From OBO to CABU - the evolution of a concept

In the 1970's (well - lets just say before the Oil Companies invented Vetting Inspectors) a ship design was developed which combined the bulk carrier and oil tanker - the OBO. The OBO was the Ship owners dream, able to carry oil on one voyage and then bulk on the backhaul. The fact that many of these vessels (and their crews) came to a premature end was due to hydrovcarbon gas-generated explosions on the bulk voyage. The 'Berge Istra' literally steamed to the bottom with almost all her crew after a double bottom explosion. The only survivors were two crewman painting on the foredeck and who witnessed (and survived) the spectre of their 227,000 DWT home disappearing beneath their feet.
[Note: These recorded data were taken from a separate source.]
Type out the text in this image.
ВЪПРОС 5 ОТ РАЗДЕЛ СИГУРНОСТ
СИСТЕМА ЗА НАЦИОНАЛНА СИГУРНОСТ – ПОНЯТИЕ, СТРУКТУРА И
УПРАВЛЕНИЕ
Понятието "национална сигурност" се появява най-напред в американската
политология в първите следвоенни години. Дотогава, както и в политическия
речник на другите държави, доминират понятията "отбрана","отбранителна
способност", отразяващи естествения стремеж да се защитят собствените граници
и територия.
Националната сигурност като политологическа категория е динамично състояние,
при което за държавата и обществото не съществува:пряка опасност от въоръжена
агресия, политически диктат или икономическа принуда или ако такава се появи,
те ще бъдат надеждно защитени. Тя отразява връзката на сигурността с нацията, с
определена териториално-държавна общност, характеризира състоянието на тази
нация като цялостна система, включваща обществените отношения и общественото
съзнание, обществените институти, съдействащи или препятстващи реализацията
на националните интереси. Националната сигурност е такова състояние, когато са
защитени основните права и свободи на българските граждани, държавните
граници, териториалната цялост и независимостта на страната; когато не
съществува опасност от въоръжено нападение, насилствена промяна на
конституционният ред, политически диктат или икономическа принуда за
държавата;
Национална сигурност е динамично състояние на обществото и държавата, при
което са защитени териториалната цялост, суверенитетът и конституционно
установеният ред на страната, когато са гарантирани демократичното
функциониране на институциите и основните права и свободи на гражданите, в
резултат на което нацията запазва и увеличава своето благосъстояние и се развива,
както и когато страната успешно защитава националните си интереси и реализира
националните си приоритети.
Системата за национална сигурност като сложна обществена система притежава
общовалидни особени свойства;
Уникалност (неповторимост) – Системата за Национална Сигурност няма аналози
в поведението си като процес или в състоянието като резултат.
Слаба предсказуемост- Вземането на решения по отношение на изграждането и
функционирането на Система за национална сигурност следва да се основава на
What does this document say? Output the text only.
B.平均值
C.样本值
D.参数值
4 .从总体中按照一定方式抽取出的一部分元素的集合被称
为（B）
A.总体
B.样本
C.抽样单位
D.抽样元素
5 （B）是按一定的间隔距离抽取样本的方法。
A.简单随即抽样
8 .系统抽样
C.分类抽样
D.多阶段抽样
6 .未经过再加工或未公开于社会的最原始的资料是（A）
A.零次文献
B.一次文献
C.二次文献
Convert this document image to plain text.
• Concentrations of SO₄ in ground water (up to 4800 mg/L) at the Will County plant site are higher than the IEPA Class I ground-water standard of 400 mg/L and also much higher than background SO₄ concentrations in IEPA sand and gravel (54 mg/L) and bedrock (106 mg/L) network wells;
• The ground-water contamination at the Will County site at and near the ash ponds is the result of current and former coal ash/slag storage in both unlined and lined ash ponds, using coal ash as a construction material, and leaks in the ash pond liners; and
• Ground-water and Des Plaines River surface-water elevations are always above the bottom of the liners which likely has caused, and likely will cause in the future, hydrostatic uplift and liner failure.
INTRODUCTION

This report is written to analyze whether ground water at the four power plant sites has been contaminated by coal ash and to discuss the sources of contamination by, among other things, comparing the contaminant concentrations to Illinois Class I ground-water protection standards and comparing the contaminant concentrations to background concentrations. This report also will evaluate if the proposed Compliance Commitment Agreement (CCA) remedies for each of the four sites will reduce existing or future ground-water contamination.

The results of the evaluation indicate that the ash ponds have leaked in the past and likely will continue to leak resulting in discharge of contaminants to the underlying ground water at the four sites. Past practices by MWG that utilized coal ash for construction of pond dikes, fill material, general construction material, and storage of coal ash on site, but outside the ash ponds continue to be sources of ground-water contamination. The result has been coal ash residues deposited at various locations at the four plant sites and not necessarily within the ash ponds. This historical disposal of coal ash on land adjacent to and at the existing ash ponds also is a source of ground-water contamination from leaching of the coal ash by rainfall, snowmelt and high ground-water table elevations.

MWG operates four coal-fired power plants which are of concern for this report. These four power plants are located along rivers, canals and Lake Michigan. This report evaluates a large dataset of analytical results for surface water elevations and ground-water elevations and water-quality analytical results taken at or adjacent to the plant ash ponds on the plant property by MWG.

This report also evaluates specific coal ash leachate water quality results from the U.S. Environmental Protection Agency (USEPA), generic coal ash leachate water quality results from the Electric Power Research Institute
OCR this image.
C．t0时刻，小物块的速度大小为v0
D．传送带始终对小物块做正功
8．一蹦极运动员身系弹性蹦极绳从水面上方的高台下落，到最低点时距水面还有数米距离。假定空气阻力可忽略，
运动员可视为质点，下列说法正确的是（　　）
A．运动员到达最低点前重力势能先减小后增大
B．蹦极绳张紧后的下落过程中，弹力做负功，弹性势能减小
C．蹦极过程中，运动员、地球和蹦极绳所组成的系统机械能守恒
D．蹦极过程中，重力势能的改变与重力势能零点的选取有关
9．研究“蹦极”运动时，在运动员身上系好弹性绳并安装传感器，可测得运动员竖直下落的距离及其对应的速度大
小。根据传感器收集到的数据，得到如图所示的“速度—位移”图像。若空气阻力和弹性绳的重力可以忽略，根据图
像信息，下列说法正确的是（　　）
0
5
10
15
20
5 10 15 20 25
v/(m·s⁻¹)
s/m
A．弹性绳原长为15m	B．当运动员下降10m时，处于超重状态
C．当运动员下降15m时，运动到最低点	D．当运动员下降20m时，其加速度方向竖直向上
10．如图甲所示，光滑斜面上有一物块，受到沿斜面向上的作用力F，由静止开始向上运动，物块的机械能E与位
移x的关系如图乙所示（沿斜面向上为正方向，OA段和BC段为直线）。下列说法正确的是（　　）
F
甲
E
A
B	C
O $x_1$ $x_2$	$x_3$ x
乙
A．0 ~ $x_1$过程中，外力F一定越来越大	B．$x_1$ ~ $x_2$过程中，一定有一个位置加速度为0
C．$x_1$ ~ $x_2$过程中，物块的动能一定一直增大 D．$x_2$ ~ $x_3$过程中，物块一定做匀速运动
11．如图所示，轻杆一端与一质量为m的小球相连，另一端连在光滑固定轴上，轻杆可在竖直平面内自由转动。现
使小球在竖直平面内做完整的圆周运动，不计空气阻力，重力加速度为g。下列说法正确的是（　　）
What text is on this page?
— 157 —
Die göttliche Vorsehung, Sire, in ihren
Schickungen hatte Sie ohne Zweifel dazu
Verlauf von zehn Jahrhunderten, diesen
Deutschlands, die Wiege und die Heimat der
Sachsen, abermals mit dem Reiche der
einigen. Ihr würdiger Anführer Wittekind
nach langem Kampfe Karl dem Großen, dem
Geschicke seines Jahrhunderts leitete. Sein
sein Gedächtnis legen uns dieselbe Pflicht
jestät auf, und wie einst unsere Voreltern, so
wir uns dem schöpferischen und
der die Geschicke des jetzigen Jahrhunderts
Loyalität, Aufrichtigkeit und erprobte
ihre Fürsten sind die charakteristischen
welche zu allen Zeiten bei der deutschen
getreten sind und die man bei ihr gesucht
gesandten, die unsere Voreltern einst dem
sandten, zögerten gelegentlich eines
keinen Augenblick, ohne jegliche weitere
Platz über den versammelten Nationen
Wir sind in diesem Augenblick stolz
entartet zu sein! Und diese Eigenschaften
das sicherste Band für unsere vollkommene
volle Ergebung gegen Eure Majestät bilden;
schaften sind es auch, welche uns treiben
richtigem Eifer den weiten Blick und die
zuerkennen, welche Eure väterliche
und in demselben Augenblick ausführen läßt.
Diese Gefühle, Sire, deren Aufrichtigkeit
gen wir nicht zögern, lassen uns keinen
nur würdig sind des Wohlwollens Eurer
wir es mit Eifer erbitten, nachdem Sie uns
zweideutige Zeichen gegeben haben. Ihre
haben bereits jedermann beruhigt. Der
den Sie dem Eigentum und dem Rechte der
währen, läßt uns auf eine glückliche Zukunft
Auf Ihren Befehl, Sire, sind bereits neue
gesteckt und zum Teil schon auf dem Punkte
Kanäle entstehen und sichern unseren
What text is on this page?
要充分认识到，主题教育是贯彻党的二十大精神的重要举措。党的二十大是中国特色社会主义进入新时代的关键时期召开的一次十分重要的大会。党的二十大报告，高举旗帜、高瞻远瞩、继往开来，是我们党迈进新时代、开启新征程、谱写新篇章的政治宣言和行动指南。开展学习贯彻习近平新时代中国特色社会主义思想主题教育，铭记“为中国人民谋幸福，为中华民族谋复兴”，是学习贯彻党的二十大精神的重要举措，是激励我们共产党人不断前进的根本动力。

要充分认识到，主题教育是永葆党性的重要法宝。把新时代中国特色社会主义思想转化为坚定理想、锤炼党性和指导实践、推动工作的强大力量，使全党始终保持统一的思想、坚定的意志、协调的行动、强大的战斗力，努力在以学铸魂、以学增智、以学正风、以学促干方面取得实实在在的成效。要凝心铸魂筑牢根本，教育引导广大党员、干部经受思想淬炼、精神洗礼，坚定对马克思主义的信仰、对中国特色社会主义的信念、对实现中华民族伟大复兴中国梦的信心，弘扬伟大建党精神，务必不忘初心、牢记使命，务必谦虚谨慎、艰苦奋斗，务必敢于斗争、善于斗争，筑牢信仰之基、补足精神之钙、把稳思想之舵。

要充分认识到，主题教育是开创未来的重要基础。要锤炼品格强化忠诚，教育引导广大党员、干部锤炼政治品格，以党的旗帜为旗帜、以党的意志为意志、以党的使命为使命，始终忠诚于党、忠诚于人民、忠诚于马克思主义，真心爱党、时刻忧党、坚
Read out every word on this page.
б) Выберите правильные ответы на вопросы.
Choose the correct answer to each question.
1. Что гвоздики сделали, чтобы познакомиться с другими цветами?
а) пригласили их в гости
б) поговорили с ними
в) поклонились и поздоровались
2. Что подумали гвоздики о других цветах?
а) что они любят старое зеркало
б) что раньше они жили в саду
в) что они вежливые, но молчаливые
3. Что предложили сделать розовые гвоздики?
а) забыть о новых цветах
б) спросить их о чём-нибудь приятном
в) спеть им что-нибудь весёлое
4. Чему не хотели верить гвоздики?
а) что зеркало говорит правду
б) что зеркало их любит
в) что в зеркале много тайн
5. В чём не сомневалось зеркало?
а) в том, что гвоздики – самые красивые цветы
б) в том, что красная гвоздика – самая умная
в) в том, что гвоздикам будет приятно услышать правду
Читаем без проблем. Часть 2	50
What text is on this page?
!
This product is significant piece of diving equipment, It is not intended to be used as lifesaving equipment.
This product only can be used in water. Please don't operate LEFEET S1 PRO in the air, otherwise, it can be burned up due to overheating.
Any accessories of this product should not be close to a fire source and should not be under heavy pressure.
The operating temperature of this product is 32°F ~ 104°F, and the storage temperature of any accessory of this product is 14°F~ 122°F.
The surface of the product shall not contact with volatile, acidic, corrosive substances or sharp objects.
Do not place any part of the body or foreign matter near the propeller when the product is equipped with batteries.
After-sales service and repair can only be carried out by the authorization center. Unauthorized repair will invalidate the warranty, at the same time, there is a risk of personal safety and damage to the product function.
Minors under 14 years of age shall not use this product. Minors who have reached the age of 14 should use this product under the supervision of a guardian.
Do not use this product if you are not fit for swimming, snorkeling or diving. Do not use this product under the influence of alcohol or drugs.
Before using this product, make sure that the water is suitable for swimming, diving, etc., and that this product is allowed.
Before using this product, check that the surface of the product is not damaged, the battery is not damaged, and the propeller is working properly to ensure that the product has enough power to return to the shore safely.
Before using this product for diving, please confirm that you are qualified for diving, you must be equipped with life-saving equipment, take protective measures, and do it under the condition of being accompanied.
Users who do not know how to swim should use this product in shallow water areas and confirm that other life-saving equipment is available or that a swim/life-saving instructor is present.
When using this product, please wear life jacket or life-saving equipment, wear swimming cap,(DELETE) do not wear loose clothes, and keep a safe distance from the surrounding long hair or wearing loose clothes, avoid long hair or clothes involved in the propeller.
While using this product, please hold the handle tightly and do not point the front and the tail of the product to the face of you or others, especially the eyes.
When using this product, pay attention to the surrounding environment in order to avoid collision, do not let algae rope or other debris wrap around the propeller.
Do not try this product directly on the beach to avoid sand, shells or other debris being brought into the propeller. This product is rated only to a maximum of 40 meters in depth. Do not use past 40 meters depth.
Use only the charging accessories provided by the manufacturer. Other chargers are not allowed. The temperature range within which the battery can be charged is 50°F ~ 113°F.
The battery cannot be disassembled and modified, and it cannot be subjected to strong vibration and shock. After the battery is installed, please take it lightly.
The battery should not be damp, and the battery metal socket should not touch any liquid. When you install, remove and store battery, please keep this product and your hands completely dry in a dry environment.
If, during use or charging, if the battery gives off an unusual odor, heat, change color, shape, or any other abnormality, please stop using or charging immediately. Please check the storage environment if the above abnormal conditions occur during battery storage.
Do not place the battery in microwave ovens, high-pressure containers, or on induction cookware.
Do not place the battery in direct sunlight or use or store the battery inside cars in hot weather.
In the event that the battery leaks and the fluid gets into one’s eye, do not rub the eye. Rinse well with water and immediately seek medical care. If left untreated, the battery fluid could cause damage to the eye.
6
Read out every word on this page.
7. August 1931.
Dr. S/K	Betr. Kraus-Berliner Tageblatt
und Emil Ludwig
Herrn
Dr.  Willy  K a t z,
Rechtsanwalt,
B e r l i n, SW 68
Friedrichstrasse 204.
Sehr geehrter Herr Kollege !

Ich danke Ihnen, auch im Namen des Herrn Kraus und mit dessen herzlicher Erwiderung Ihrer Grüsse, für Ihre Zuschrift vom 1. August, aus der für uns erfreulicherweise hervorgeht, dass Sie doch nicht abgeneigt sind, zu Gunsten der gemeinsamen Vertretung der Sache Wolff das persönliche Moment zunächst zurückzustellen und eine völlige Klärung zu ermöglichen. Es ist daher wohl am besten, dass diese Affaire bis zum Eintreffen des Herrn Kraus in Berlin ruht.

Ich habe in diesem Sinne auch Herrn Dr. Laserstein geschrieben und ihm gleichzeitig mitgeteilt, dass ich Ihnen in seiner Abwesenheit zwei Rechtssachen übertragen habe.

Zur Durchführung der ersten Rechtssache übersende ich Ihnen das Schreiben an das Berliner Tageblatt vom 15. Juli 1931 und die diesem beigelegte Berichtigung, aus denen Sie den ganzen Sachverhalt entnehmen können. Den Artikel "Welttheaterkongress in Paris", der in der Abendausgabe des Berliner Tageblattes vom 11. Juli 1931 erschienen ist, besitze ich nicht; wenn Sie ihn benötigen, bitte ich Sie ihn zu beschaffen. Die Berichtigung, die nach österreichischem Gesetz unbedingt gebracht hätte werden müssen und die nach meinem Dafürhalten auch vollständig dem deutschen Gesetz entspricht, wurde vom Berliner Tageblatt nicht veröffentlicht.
As OBO's fell out of favour, it appeared that their brief summer would end on the scrapping beaches. Then in the early 1980's the concept was recreated but in a form of a smaller Panamax hull - the PROBO. The PROBO was developed with full width box-shaped which could carry containers, dry bulk and oil. The class had two gantry-mounted cranes for unitised cargo as well as handling the pontoon hatches. Nine of these vessels were built by Hyundai between 1985 and 1989, and continue to trade today.

Oil company vetting policies made alternate trading in dry and wet difficult, and so some of the vessels switched into caustic soda which didn't require Oil Major vetting approvals. Two-way trades developed lifting caustic soda from the Arabian Gulf or North Asia to Australia, and then alumina back. The dry bulk boom of the 2000's drove most of the PROBO's out of wet trading even though they were far from ideal with their box shaped holds.

With the PROBO fleet ageing but with an ongoing niche in the market, Norwegian owner Torvold Klaveness developed the CABU with Oshima Shipbuilding of Japan. The CABU (CAusic BUlk) took the best and most profitable characteristics of the PROBO. No container or unitised cargo capability, or cargo handling gear. The vessels are basically a 7 hold Panamax in which 3 holds (2, 4 and 6) are coated for caustic and equiped with FRAMO deepwell cargo pumps. In bulk carrier configuration, the CABU can load about 65,000 tonnes of heavy ore or coal or as a tanker about 60,000 tonnes of caustic.

So from a concept to miminise ballasting and maximise freight paying tonne-miles, the OBO has evolved from a a problem child into the relatively safe dry and caustic bulk carrier occupying a niche market for the alumina refining industry. With the new Combined Structural Rules (CSR), the CABU design will need to evolve further to incorporate a raised foc's'le head and heavier hatch scantlings. The CABU has given the OBO a new lease of life, but one which is a world away from to original oil and ore carriers on which they were based.